Architecture at a glance
┌──────────────────────────┐
───────▶│ CustomGPT Hosted MCP │ SSE / HTTPS
│ (RAG + auth, scaled) │──────────┐
└──────────────────────────┘ │
▲ ▼
Private knowledge base MCP-aware clients
(PDF, Drive, Notion …) (Claude, Cursor, Windsurf …)
Internally we expose an SSE (Server-Sent Events) stream at
https://mcp.customgpt.ai/projects/<PROJECT_ID>/sse?token=<TOKEN>
The stream carries JSON events defined by the MCP spec. You authenticate with an MCP token (see below).
Prerequisites
Item | Notes |
---|---|
CustomGPT.ai account | Free trial or paid |
A project / agent with data ingested | PDFs, Google Drive, Notion, Confluence, Web, etc. |
One of the supported clients | Claude Desktop, Cursor IDE, Windsurf, Trae, n8n, Zapier, or your own code |
Desktop host only (for now) | MCP currently runs only on desktop hosts; browser-based hosts are in progress.([Model Context Protocol][1]) |
Node.js ≥ 18 | Required by several clients (Claude, Trae) to spawn the gateway |
Enable the Hosted MCP Server
- Log in to app.customgpt.ai.
- Create / open a project and ingest your data.
- Test it in the ASK tab to confirm answers look good.

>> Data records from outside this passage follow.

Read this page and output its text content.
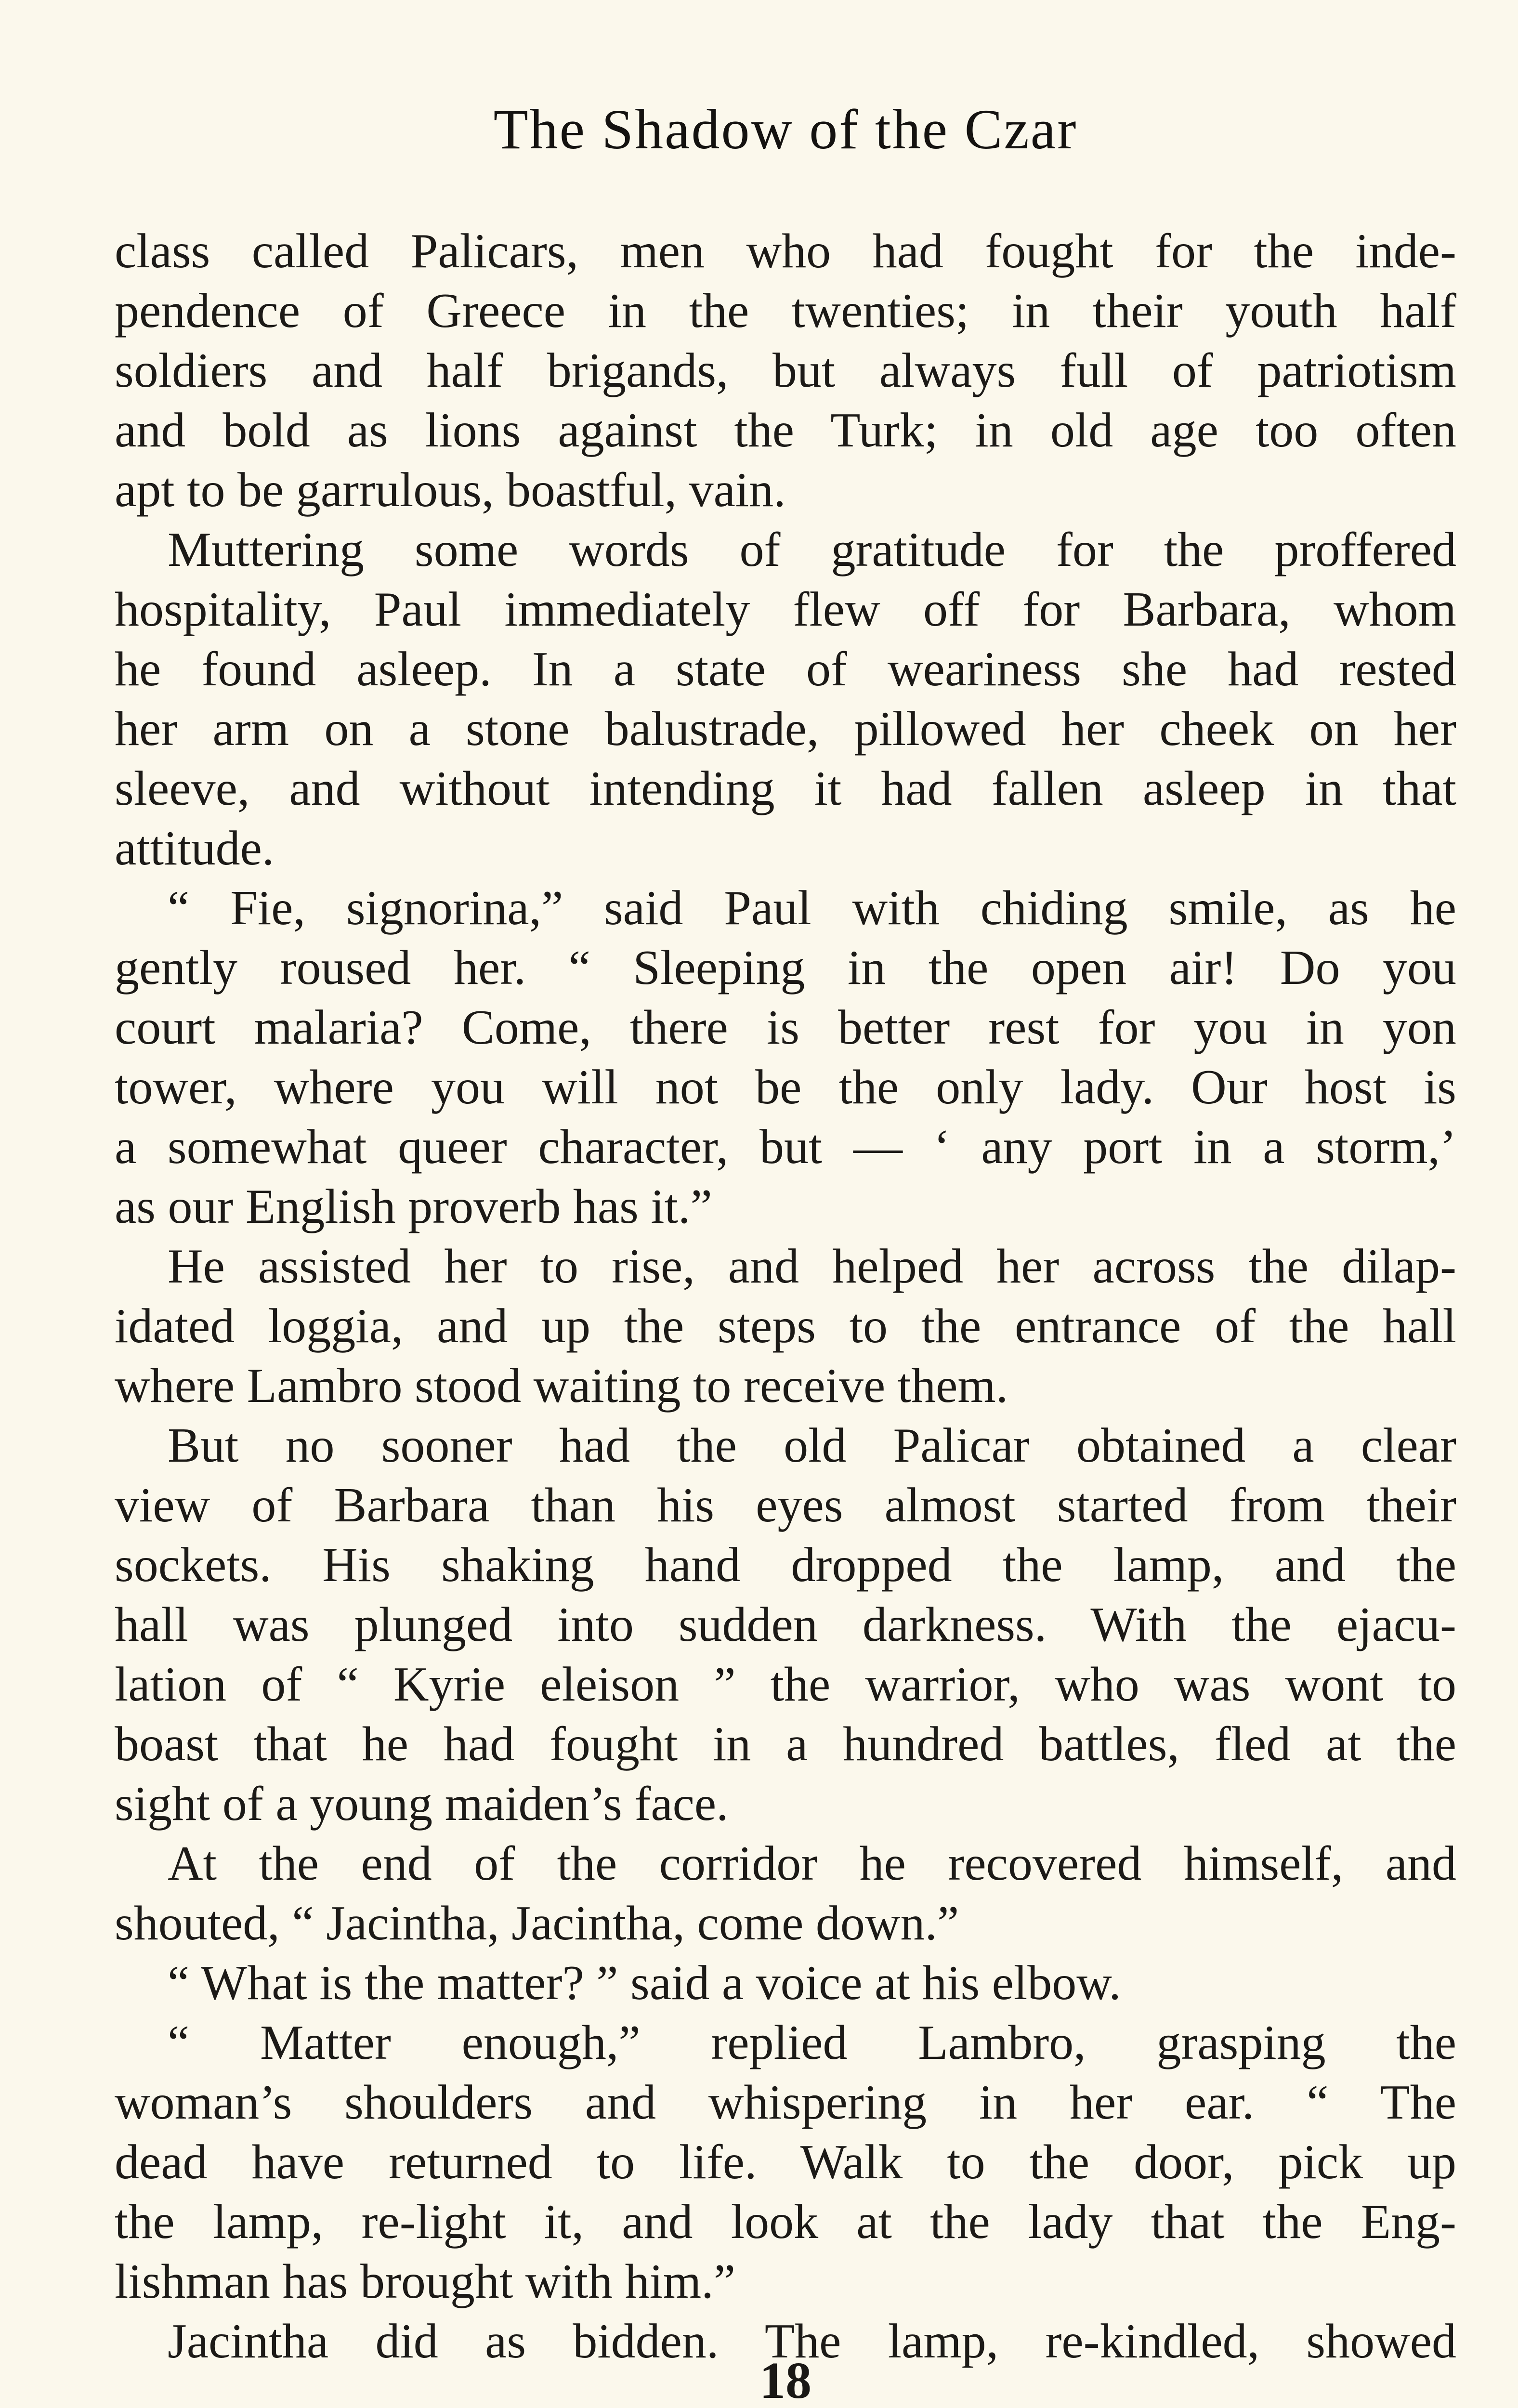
The Shadow of the Czar
class called Palicars, men who had fought for the inde-
pendence of Greece in the twenties; in their youth half
soldiers and half brigands, but always full of patriotism
and bold as lions against the Turk; in old age too often
apt to be garrulous, boastful, vain.
Muttering some words of gratitude for the proffered
hospitality, Paul immediately flew off for Barbara, whom
he found asleep. In a state of weariness she had rested
her arm on a stone balustrade, pillowed her cheek on her
sleeve, and without intending it had fallen asleep in that
attitude.
“ Fie, signorina,” said Paul with chiding smile, as he
gently roused her. “ Sleeping in the open air! Do you
court malaria? Come, there is better rest for you in yon
tower, where you will not be the only lady. Our host is
a somewhat queer character, but — ‘ any port in a storm,’
as our English proverb has it.”
He assisted her to rise, and helped her across the dilap-
idated loggia, and up the steps to the entrance of the hall
where Lambro stood waiting to receive them.
But no sooner had the old Palicar obtained a clear
view of Barbara than his eyes almost started from their
sockets. His shaking hand dropped the lamp, and the
hall was plunged into sudden darkness. With the ejacu-
lation of “ Kyrie eleison ” the warrior, who was wont to
boast that he had fought in a hundred battles, fled at the
sight of a young maiden’s face.
At the end of the corridor he recovered himself, and
shouted, “ Jacintha, Jacintha, come down.”
“ What is the matter? ” said a voice at his elbow.
“ Matter enough,” replied Lambro, grasping the
woman’s shoulders and whispering in her ear. “ The
dead have returned to life. Walk to the door, pick up
the lamp, re-light it, and look at the lady that the Eng-
lishman has brought with him.”
Jacintha did as bidden. The lamp, re-kindled, showed
18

- Click Deploy ➞ MCP Server (Beta).
- Hit Generate MCP Token. A toast will confirm creation; the token is embedded in the sample JSON.
- Copy the server configuration shown on-screen.
Security note – the token is a bearer secret. Keep it out of repos and rotate it from the same panel if it leaks.
Supported Clients
Get more info here:
Deep Dive into Model Context Protocol (MCP)
Key Concept | What it means in practice |
---|---|
Purpose | Standard I/O contract so any LLM client (IDE, chat, workflow engine) can call any back-end “context provider” the same way. |
Transport | Server-Sent Events (SSE) over HTTPS. One long-lived stream; the server pushes JSON blobs that match the official schema. |
Message types | tool_list , tool_call , content_chunk , error , done . Clients send JSON; servers answer in-stream. |
Discovery | Each server advertises one or more tools. In our case you’ll always see send_message (RAG search) plus, for advanced plans, upload_file , list_sources , etc. |
Security | Bearer-token header or query-string param. No cookies. Tokens are opaque 256-bit secrets that you rotate in the UI. |
Why SSE, not WebSocket? | Simpler proxy support, out-of-the-box with curl , no extra heartbeat logic, and Anthropic picked it for the reference gateway (supergateway ). |
Where CustomGPT fits?
Client (Cursor / Claude / n8n)
│ JSON request
▼
┌─────────────────────────┐
│ npx supergateway │ ← optional local sidecar; some clients spawn this
└─────────────────────────┘
│ SSE
▼
┌─────────────────────────┐
│ Hosted MCP Server (CustomGPT.ai) ← you enable this
│ • Auth + rate-limit │
│ • RAG retrieval layer │
│ • Streaming responder │
└─────────────────────────┘
│
▼
Knowledge base (PDF, Drive, Notion …)
If a client can hit SSE directly (Cursor, Windsurf, Zapier), you just feed it the URL. If it needs a local sidecar (Claude Desktop, Trae), you install Node.js; the sidecar opens the SSE and the client talks Unix pipes.